In Good Company Souls to the polls for marriage

Thirty-two states have put same-sex marriage to the ballot since 1998, and thirty-two times voters have refused to redefine marriage. Same-sex marriage supporters hope that will change this November, when marriage is on the ballot in four states: Maine, Maryland, Washington and Minnesota.

An October 15 AP report shows same-sex marriage leading slightly at the polls in Maine, Maryland and Washington – but similar leads in other states have evaporated at the ballot box. It’s a matter, as Baltimore’s Archbishop William Lori told an interfaith gathering recently, “of getting souls to the polls.”

It’s also a question of voter education. No one wants to be unfair to fellow citizens or unloving to homosexual friends and family members. No one wants to impose religious doctrines on people of other faiths, either. That makes a lot of people shy from defending marriage in public.

But promoting man-woman marriage is in everyone’s interest – even homosexuals’. Here’s why.

Who is going to take care of you in your old age?  The answer used to be “my children.” Increasing numbers of us answer instead, “the government” (through Social Security, etc.).

What is the source of this “government” we rely on? It’s revenues raised from tax-payers. What are they being taxed on? Income from jobs in businesses generated by people. Without a robust upcoming generation, there won’t be businesses enough to tax nor enough tax-payers to pay for our entitlement programs to survive.

We are already feeling this pinch. A largely un-remarked factor in our current debt crisis is the small number of young workers we have in comparison to our retirees and the extent to which we brought that on ourselves by simply choosing not to have children. The situation is going to worsen. Last year for the first time America’s total fertility rate fell to below replacement rate.

Civil marriage is vital for society’s survival because only the union of a man and woman is capable of engendering new life. Marriage as a public question is not about affirming individuals, proving our tolerance, approving love relationships or imposing Christian Matrimony on anyone. The state’s interest is in encouraging births to ensure society’s perpetuation and doing everything possible to attach mothers and fathers to their children so they’ll grow up in stable homes. Marriage is where new citizens, dedicated to the common good, come from.

This is not religion, it’s biology. Human beings don’t reproduce asexually and the stork is not going to bring us well-adjusted individuals to build our communities.

It is not disrespectful of hard-working single parents or our gay brothers and sisters to note that decades of research make it clear that a child’s best chance at flourishing comes in a home with both a mother and a father. Lacking either puts kids at greater risk for poverty, promiscuity, drug abuse and a life of crime.

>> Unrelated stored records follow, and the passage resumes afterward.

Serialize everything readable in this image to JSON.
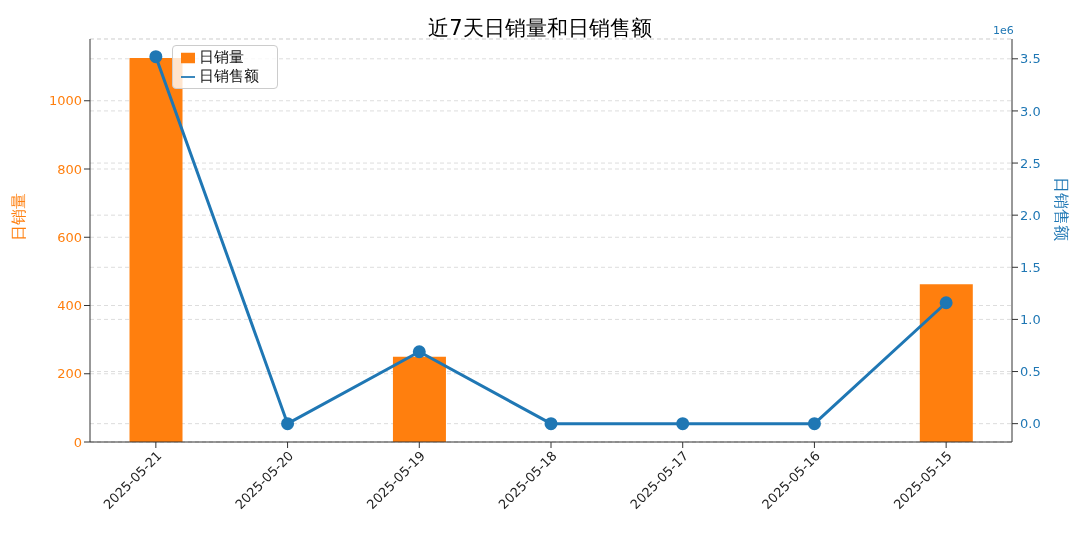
{
  "chart_data": {
    "type": "bar",
    "title": "近7天日销量和日销售额",
    "ylabel": "日销量",
    "y2label": "日销售额",
    "categories": [
      "2025-05-21",
      "2025-05-20",
      "2025-05-19",
      "2025-05-18",
      "2025-05-17",
      "2025-05-16",
      "2025-05-15"
    ],
    "series": [
      {
        "name": "日销量",
        "type": "bar",
        "color": "#ff7f0e",
        "values": [
          1125,
          0,
          250,
          0,
          0,
          0,
          462
        ]
      },
      {
        "name": "日销售额",
        "type": "line",
        "axis": "y2",
        "color": "#1f77b4",
        "marker": "circle",
        "values": [
          3.52,
          0,
          0.69,
          0,
          0,
          0,
          1.16
        ]
      }
    ],
    "ylim": [
      0,
      1181
    ],
    "yticks": [
      0,
      200,
      400,
      600,
      800,
      1000
    ],
    "y2lim": [
      -0.176,
      3.69
    ],
    "y2ticks": [
      {
        "value": 0,
        "label": "0.0"
      },
      {
        "value": 0.5,
        "label": "0.5"
      },
      {
        "value": 1,
        "label": "1.0"
      },
      {
        "value": 1.5,
        "label": "1.5"
      },
      {
        "value": 2,
        "label": "2.0"
      },
      {
        "value": 2.5,
        "label": "2.5"
      },
      {
        "value": 3,
        "label": "3.0"
      },
      {
        "value": 3.5,
        "label": "3.5"
      }
    ],
    "annotations": [
      "1e6"
    ],
    "grid": "y",
    "legend": "top left"
  }
}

Because natural marriage works best for children, and that stork is not on his way, we all – gay, straight, married, unmarried, with or without kids, religious or not – have an interest in encouraging and protecting the one relationship shown over time to best accomplish our common goal of engendering and rearing a flourishing next generation. The state has nothing to say about other kinds of relationships. It permits and tolerates them, but has no reason to promote them.

It’s not discrimination when the government distributes armor and weapons to soldiers but not the rest of us. Soldiers have a unique mission that’s important for the common good and we all rightly contribute to their training, equipment and moral support. We even offer financial incentives to encourage people to accept that mission. Similarly, men and women who take on the physical, financial and emotional sacrifices of having and rearing children are taking on a unique mission that benefits us all – one that increasingly few of us are willing to take on ourselves. It’s not discrimination to privilege that relationship and do all we can to strengthen it. Consider it a kind of combat pay.

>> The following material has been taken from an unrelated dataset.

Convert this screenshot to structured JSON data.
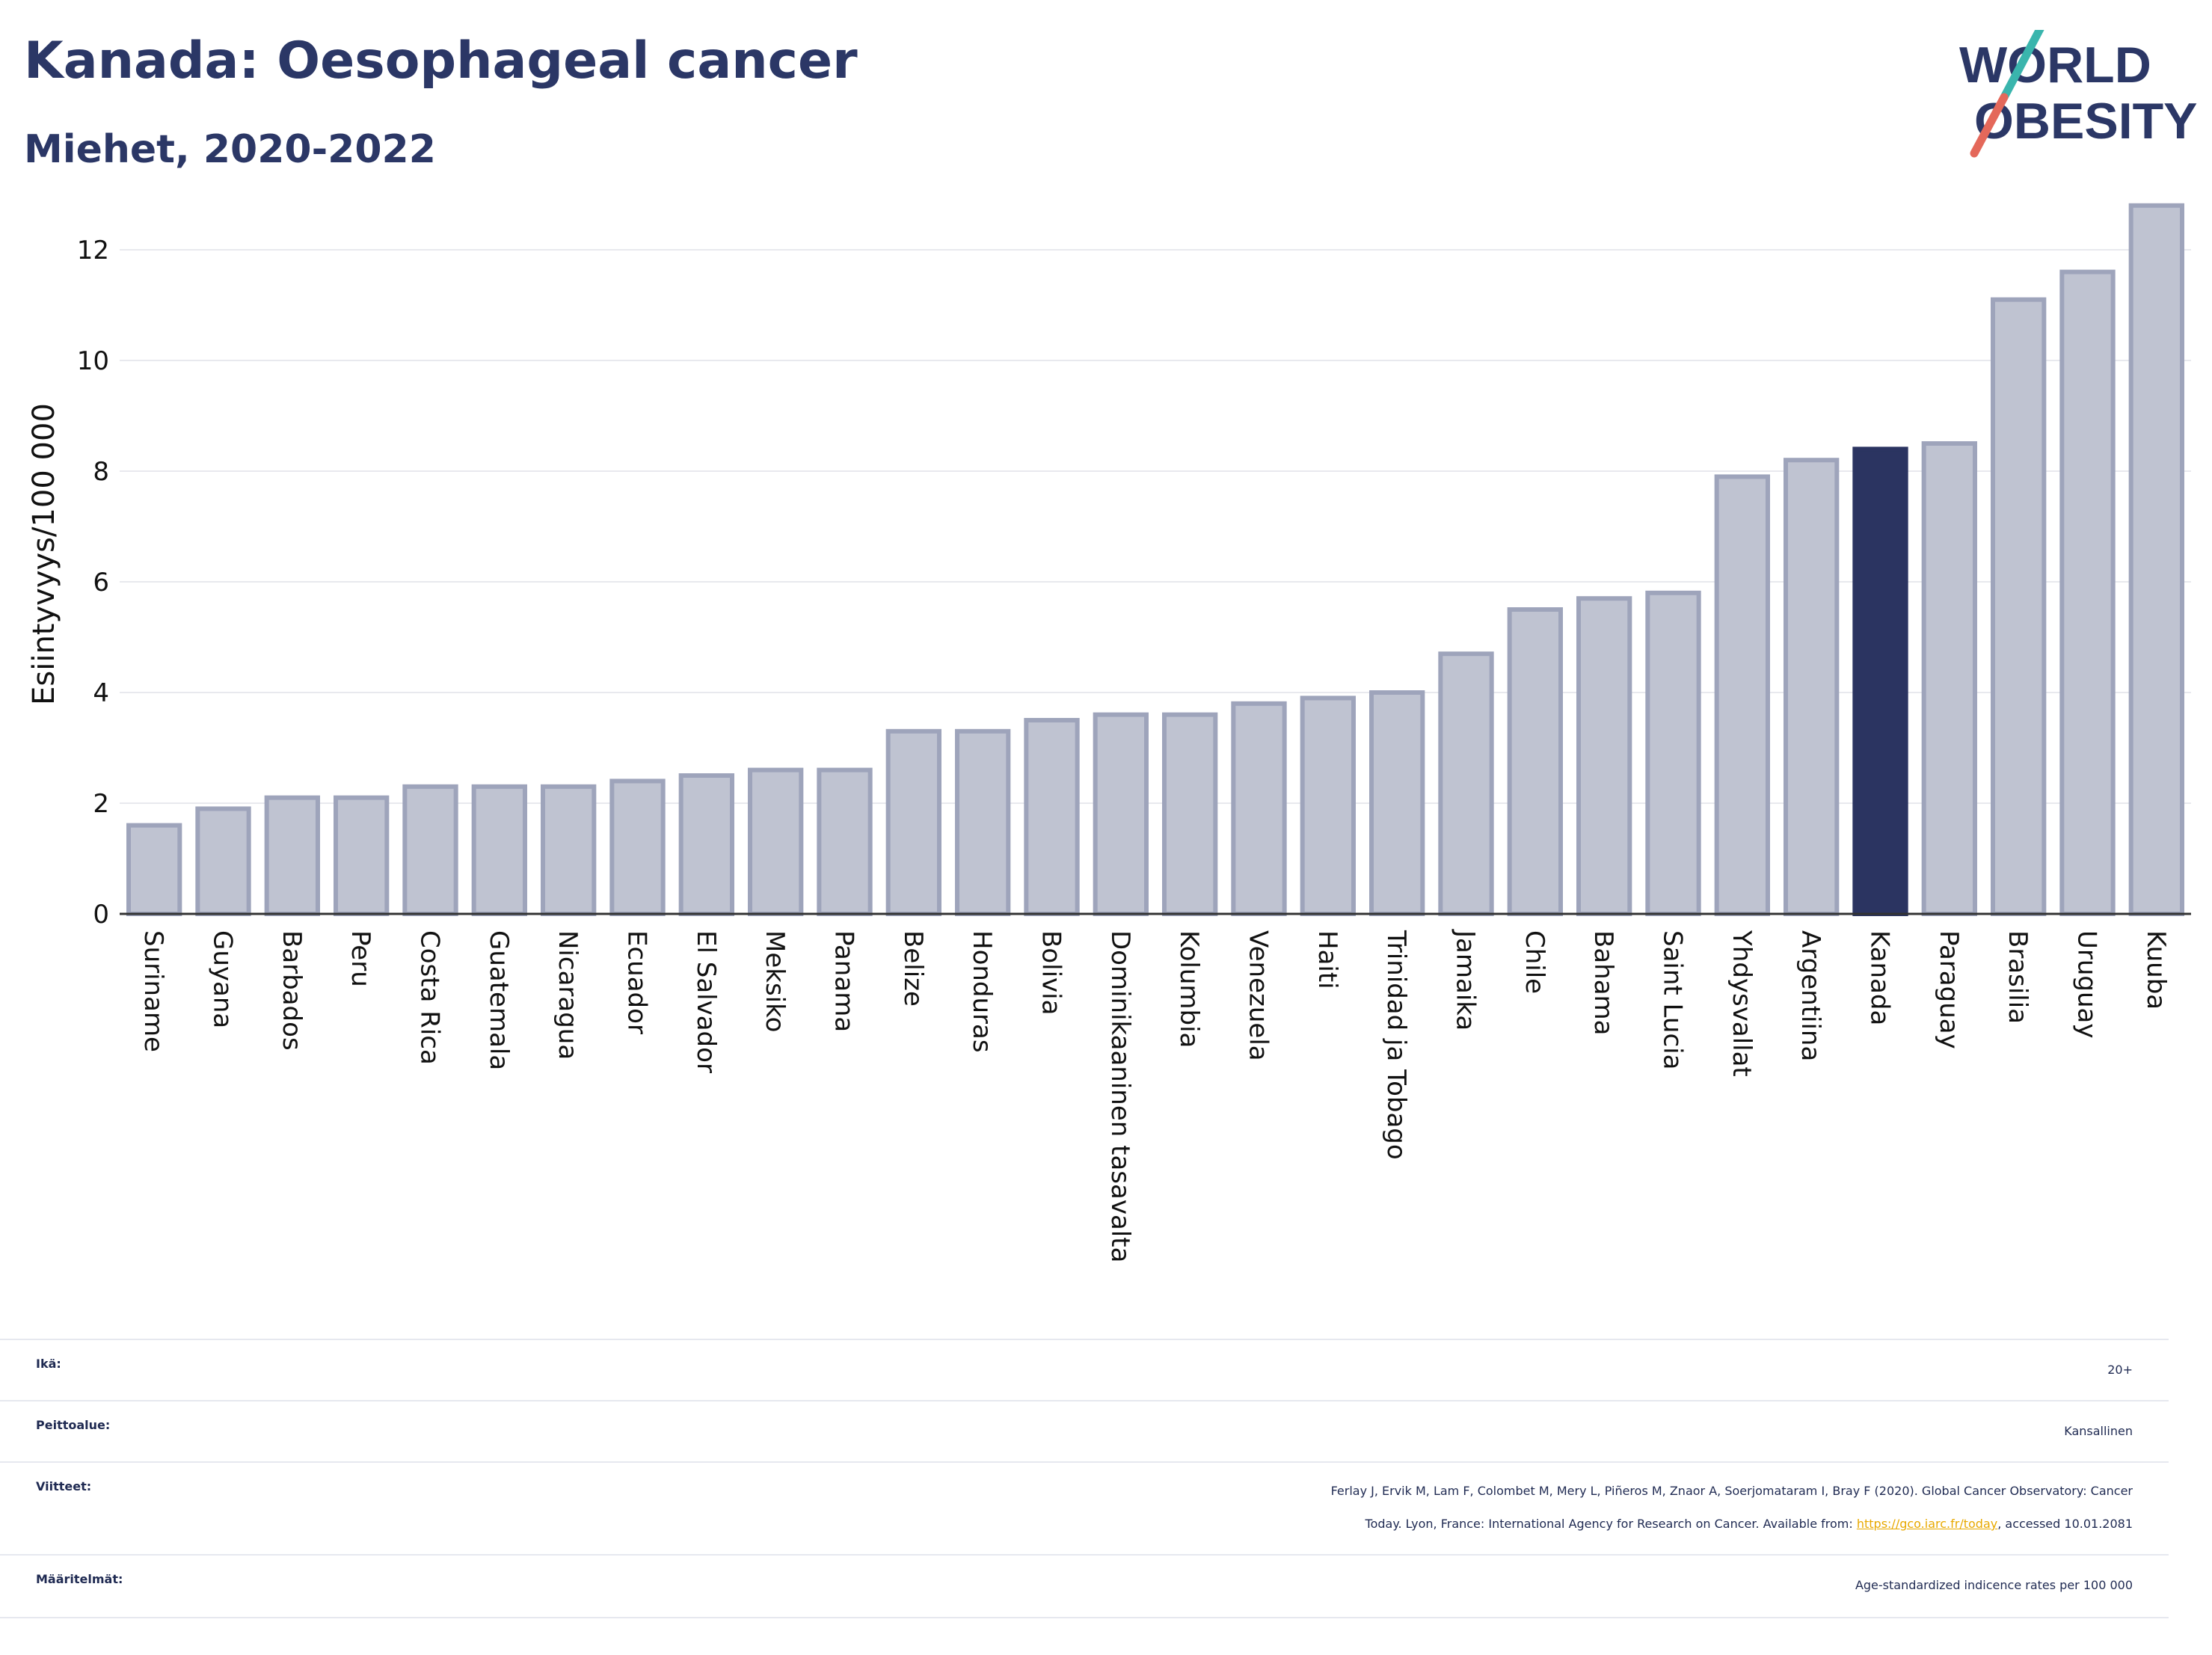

Legalization of abortion, widespread acceptance of casual sex, and no-fault divorce laws have all contributed to the gradual devaluing of marriage and the steady decline of marriage rates. Same-sex marriage will accelerate that decline just when we can least afford it. In every nation where same-sex marriage has been legalized long enough for us to evaluate long-term results, there has been a decline to almost nil in the overall marriage rate.

Is now the moment to devalue having children even further by re-defining marriage? For the sake of our civic health, we should be going the other direction: looking for ways to affirm marriage, encourage child-rearing and reverse our social and economic decline.